As for unintentional information hiding, sometimes the stakeholder is always busy and unresponsive and their attention is focused elsewhere and the Project Manager can’t really force him/her to provide the needed input. This is way trickier to solve and it sometimes requires the project Manager to take some bold decisions.
Stakeholders do not resit to share information! Stakeholders resit to a change, and as a result, they do not share information.
In psychology, the concept of resistance to change refers to people experiencing emotional anxiety caused by the prospect of a transformation or change that is taking place. Therefore, it was thought that to eliminate this resistance was enough to motivate people to accept the change as an opportunity for improvement & development. However, to do this, there are several problematic areas, relating to the person's personality, life experience, or the current situation.

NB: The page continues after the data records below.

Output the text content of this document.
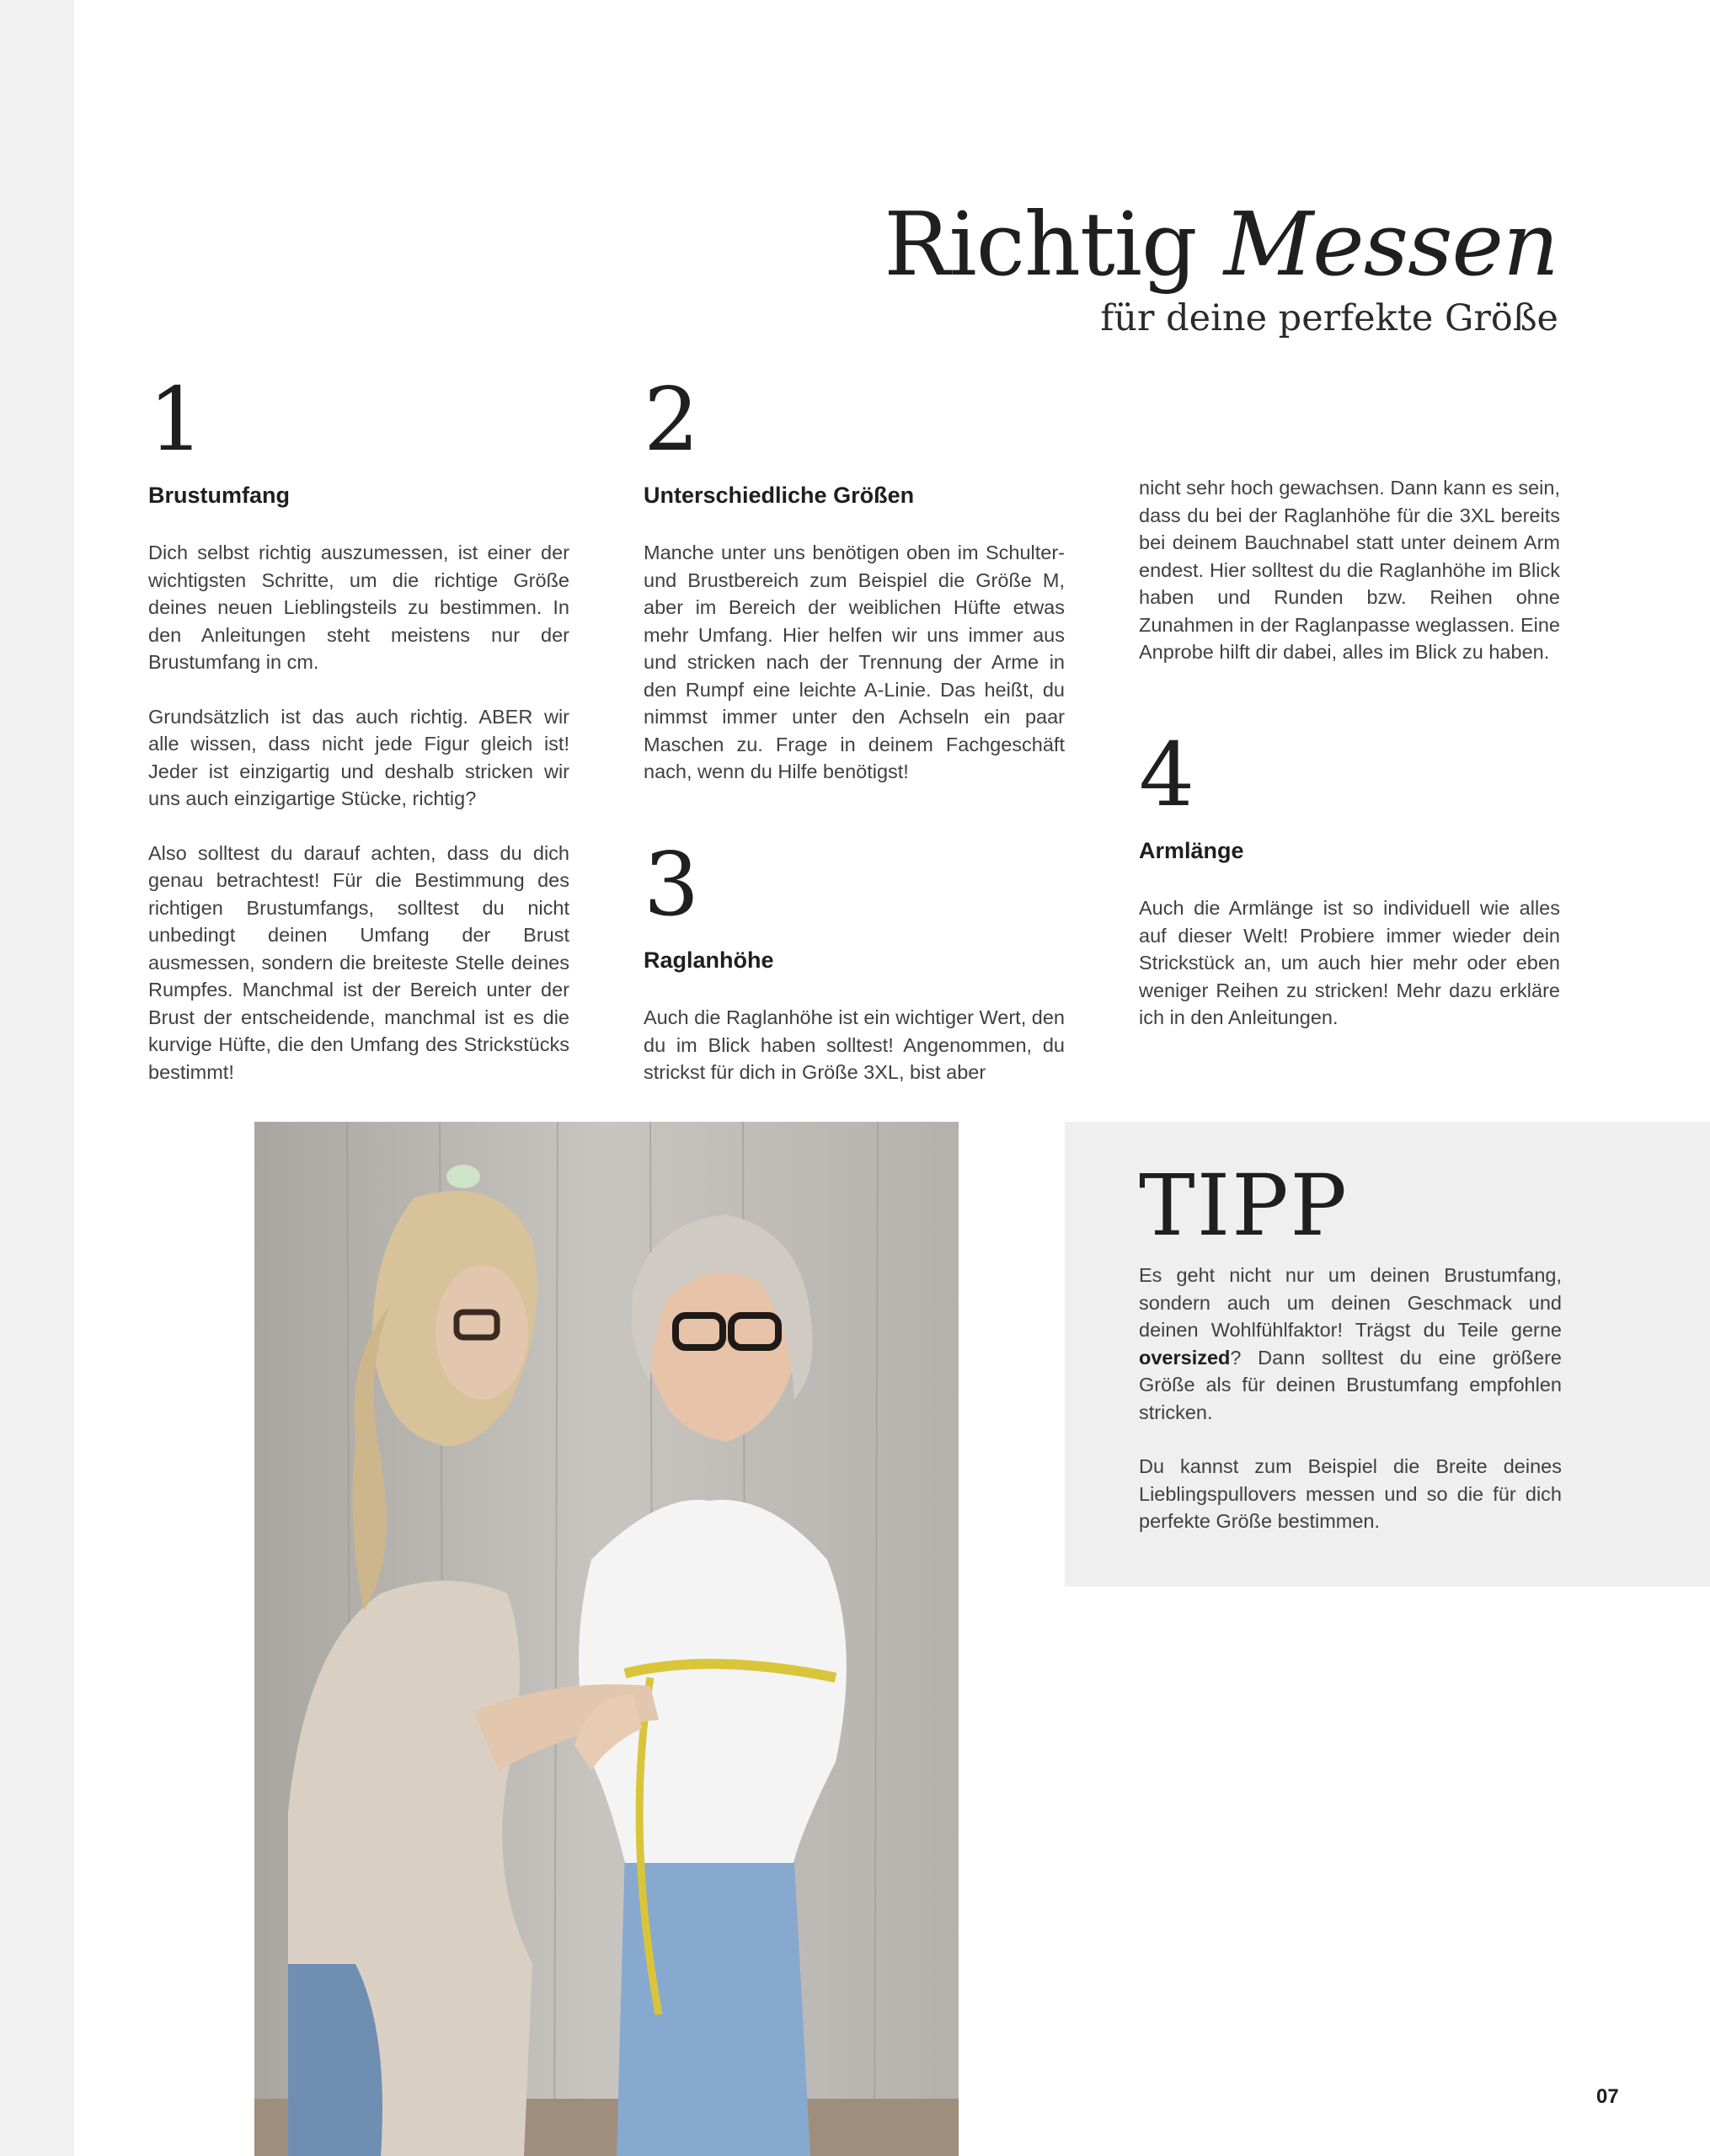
Richtig Messen
für deine perfekte Größe
1
Brustumfang

Dich selbst richtig auszumessen, ist einer der wichtigsten Schritte, um die richtige Größe deines neuen Lieblingsteils zu bestimmen. In den Anleitungen steht meistens nur der Brustumfang in cm.

Grundsätzlich ist das auch richtig. ABER wir alle wissen, dass nicht jede Figur gleich ist! Jeder ist einzigartig und deshalb stricken wir uns auch einzigartige Stücke, richtig?

Also solltest du darauf achten, dass du dich genau betrachtest! Für die Bestimmung des richtigen Brustumfangs, solltest du nicht unbedingt deinen Umfang der Brust ausmessen, sondern die breiteste Stelle deines Rumpfes. Manchmal ist der Bereich unter der Brust der entscheidende, manchmal ist es die kurvige Hüfte, die den Umfang des Strickstücks bestimmt!

2
Unterschiedliche Größen

Manche unter uns benötigen oben im Schulter- und Brustbereich zum Beispiel die Größe M, aber im Bereich der weiblichen Hüfte etwas mehr Umfang. Hier helfen wir uns immer aus und stricken nach der Trennung der Arme in den Rumpf eine leichte A-Linie. Das heißt, du nimmst immer unter den Achseln ein paar Maschen zu. Frage in deinem Fachgeschäft nach, wenn du Hilfe benötigst!

3
Raglanhöhe

Auch die Raglanhöhe ist ein wichtiger Wert, den du im Blick haben solltest! Angenommen, du strickst für dich in Größe 3XL, bist aber

nicht sehr hoch gewachsen. Dann kann es sein, dass du bei der Raglanhöhe für die 3XL bereits bei deinem Bauchnabel statt unter deinem Arm endest. Hier solltest du die Raglanhöhe im Blick haben und Runden bzw. Reihen ohne Zunahmen in der Raglanpasse weglassen. Eine Anprobe hilft dir dabei, alles im Blick zu haben.

4
Armlänge

Auch die Armlänge ist so individuell wie alles auf dieser Welt! Probiere immer wieder dein Strickstück an, um auch hier mehr oder eben weniger Reihen zu stricken! Mehr dazu erkläre ich in den Anleitungen.

TIPP

Es geht nicht nur um deinen Brustumfang, sondern auch um deinen Geschmack und deinen Wohlfühlfaktor! Trägst du Teile gerne oversized? Dann solltest du eine größere Größe als für deinen Brustumfang empfohlen stricken.

Du kannst zum Beispiel die Breite deines Lieblingspullovers messen und so die für dich perfekte Größe bestimmen.

07
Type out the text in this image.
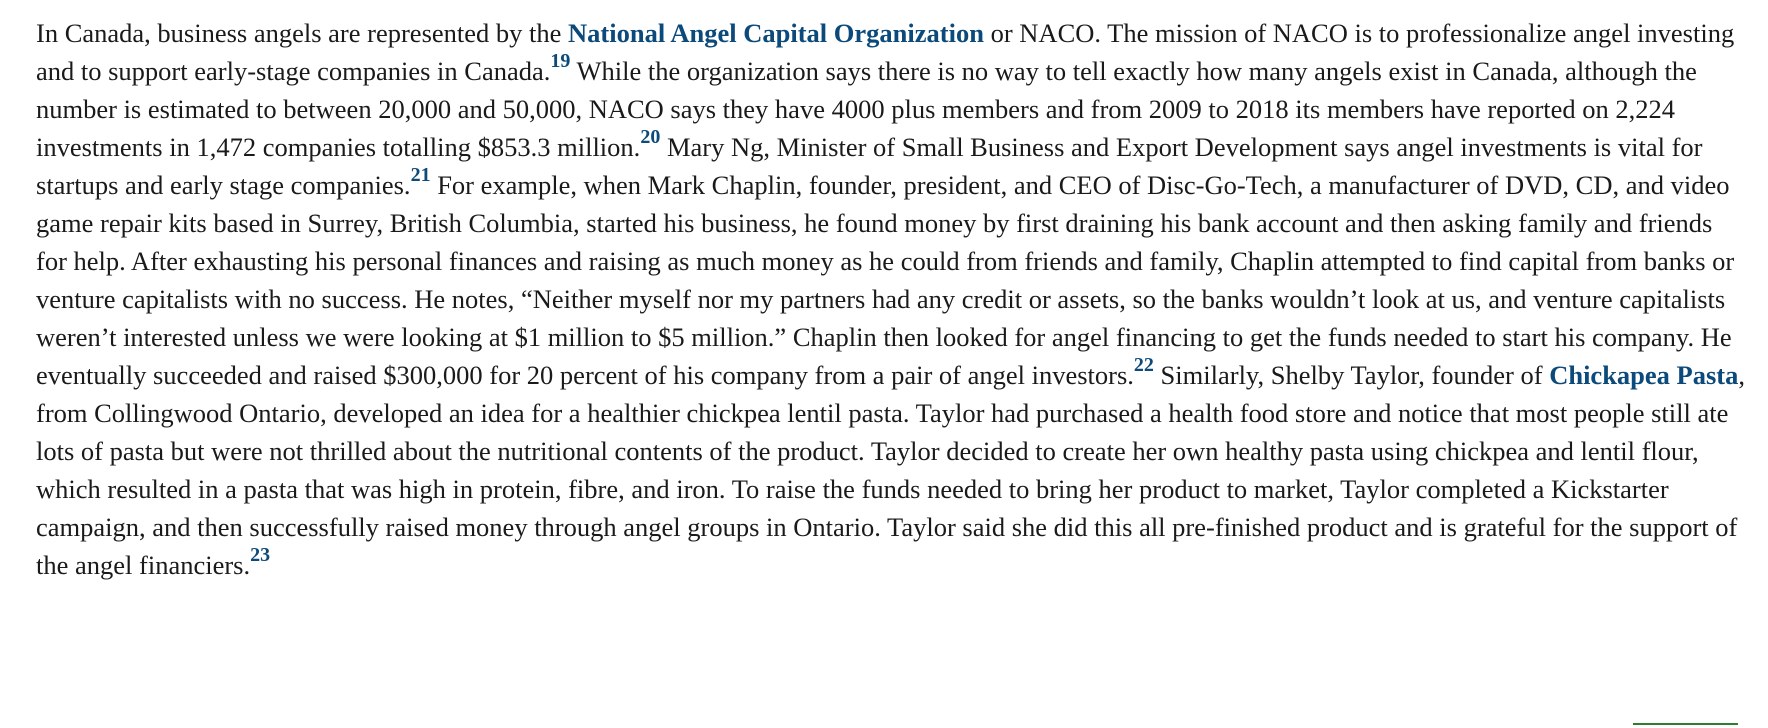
In Canada, business angels are represented by the National Angel Capital Organization or NACO. The mission of NACO is to professionalize angel investing and to support early-stage companies in Canada.$^{19}$ While the organization says there is no way to tell exactly how many angels exist in Canada, although the number is estimated to between 20,000 and 50,000, NACO says they have 4000 plus members and from 2009 to 2018 its members have reported on 2,224 investments in 1,472 companies totalling $853.3 million.$^{20}$ Mary Ng, Minister of Small Business and Export Development says angel investments is vital for startups and early stage companies.$^{21}$ For example, when Mark Chaplin, founder, president, and CEO of Disc-Go-Tech, a manufacturer of DVD, CD, and video game repair kits based in Surrey, British Columbia, started his business, he found money by first draining his bank account and then asking family and friends for help. After exhausting his personal finances and raising as much money as he could from friends and family, Chaplin attempted to find capital from banks or venture capitalists with no success. He notes, “Neither myself nor my partners had any credit or assets, so the banks wouldn’t look at us, and venture capitalists weren’t interested unless we were looking at $1 million to $5 million.” Chaplin then looked for angel financing to get the funds needed to start his company. He eventually succeeded and raised $300,000 for 20 percent of his company from a pair of angel investors.$^{22}$ Similarly, Shelby Taylor, founder of Chickapea Pasta, from Collingwood Ontario, developed an idea for a healthier chickpea lentil pasta. Taylor had purchased a health food store and notice that most people still ate lots of pasta but were not thrilled about the nutritional contents of the product. Taylor decided to create her own healthy pasta using chickpea and lentil flour, which resulted in a pasta that was high in protein, fibre, and iron. To raise the funds needed to bring her product to market, Taylor completed a Kickstarter campaign, and then successfully raised money through angel groups in Ontario. Taylor said she did this all pre-finished product and is grateful for the support of the angel financiers.$^{23}$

Let’s start from here... We know that a statico can’t persist for a long time, and the change is the only constant in life. However, we want to change and at the same time remain the same, or do the same things. This dichotomy generates resistance, often at an unconscious level. From this perspective, those are the common blocking factors that drive a person to resist a change:
- Lack of understanding the necessity of the change
- The fear from the unknown and the failure
- The imposed changes
- Changing the routine
- Lack of Motivation
- The bad timing
- The instability resulted from many consecutive changes
- Conflict with the beliefs
- The resistance behaviour
More about Linda
There could be several reasons depending on the situation and scope. However, most often stakeholders are reluctant to share info either because they don’t know how and what to share or because they lack self confidence. Another aspect is being protective of their organization.